The DataFrame `departures_df` is defined and has already been cached for you.

In [8]:
# Determine if departures_df is in the cache
print("Is departures_df cached?: %s" % departures_df.is_cached)
print("Removing departures_df from cache")

# Remove departures_df from the cache
departures_df.unpersist()

# Check the cache status again
print("Is departures_df cached?: %s" % departures_df.is_cached)

Is departures_df cached?: True
Removing departures_df from cache
Is departures_df cached?: False


### Object splitting

In [None]:
# Split large file departures_full.txt to files with 10000 rows per file and chunk prefix. e.g: chunk-00, chunk-01, chunk-02, ...
!split -l 10000 -d departures_full.txt chunk-

In [None]:
# Write large file as parquet data format to improve performance
df_csv = spark.read.csv('departures_full.txt.gz')
df_csv.write.parquet('departures.parquet')
df = spark.read.parquet('departures.parquet')

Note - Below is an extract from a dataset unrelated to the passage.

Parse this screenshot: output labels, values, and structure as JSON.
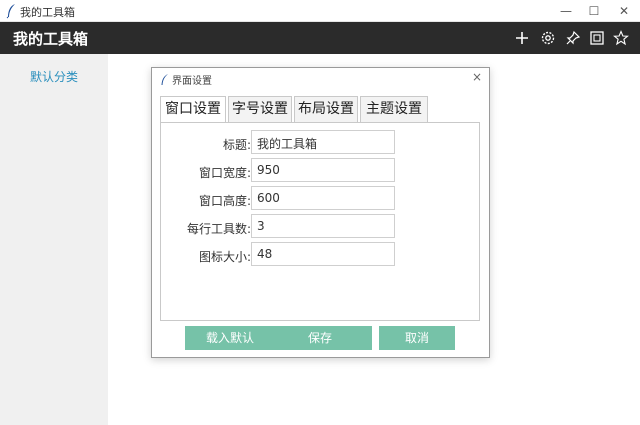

### File import performance
You've been given a large set of data to import into a Spark DataFrame. You'd like to test the difference in import speed by splitting up the file.

You have two types of files available: `departures_full.txt.gz` and `departures_xxx.txt.gz` where xxx is 000 - 013. The same number of rows is split between each file.

In [10]:
full_file_path = f'gs://{BUCKET}/pyspark/datasets/AA_DFW_2017_Departures.csv.gz'
split_file_path = f'gs://{BUCKET}/pyspark/datasets/AA_DFW_2017_Departures_???.csv.gz'

In [11]:
# Import the full and split files into DataFrames
full_df = spark.read.csv(full_file_path)
split_df = spark.read.csv(split_file_path)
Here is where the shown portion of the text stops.